There is a solution for you! By supplementing your plant protein intake with additional amino acids (e.g. BCAAs) either through other plant protein sources or nutritional supplements, you can get the amino acid levels your body needs for optimal muscle protein synthesis. For example, lysine, methionine, and tryptophan (essential amino acids) are in very low quantities in plant-based proteins and therefore you need to supplement to get them into your body to stimulate muscle protein synthesis.
Why is protein good for you?
- Reduces Appetite and Hunger Levels
- Increases Muscle Mass and Strength
- Good for Your Bones
- Reduces Cravings and Desire for Late-Night Snacking
- Boosts Metabolism and Increases Fat Burning
- Lowers Your Blood Pressure
- Helps Maintain Weight Loss
- Does Not Harm Healthy Kidneys
- Helps Your Body Repair Itself After Injury
- Helps You Stay Fit as You Age
- Strengthens your immune system
The Bottom Line
Protein has many roles in your body. It helps repair and build your body’s tissues, allows metabolic reactions to take place, and coordinates bodily functions.

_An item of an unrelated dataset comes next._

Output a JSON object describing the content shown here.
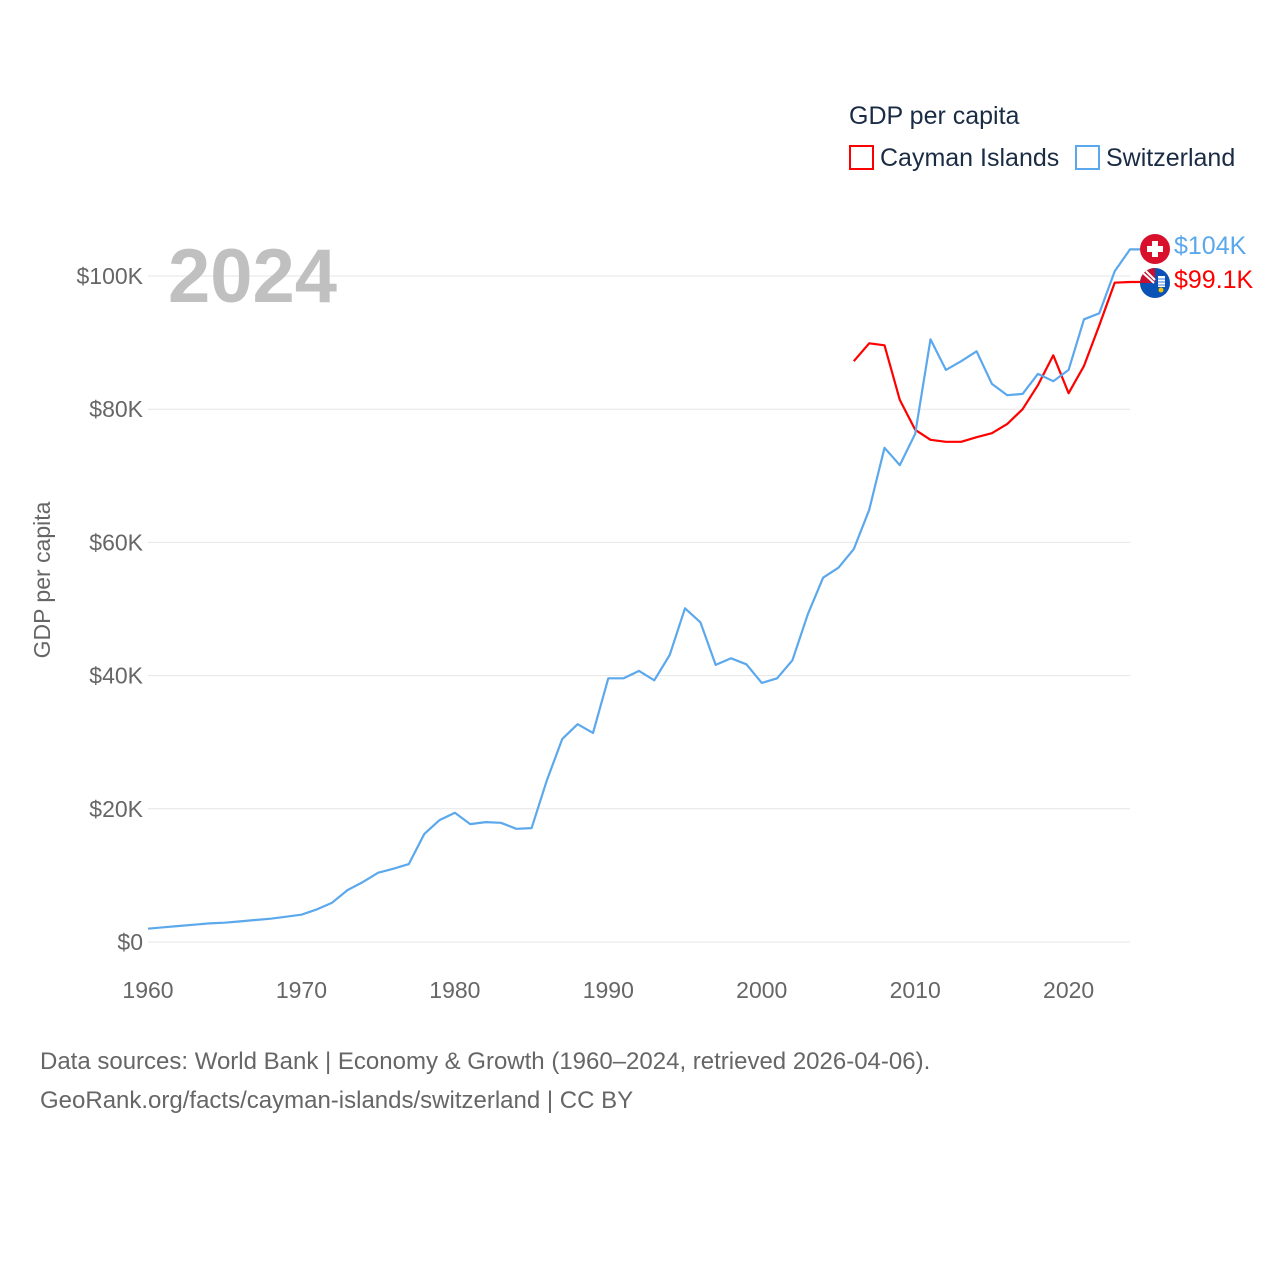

In addition to providing your body with a structural framework, proteins also maintain proper pH and fluid balance. Finally, they keep your immune system strong, transport and store nutrients, and can act as an energy source, if needed.
Collectively, these functions make protein one of the most important nutrients for your health.
Protein is incredibly important to our health, not only to build bigger muscles, but to heal better from injury, age better, and prevent certain disease conditions.
But protein is not one size fits all, and it is important to understand the different types of protein, how much you need, and how your body processes protein so that you can set yourself up to properly heal and live your healthiest.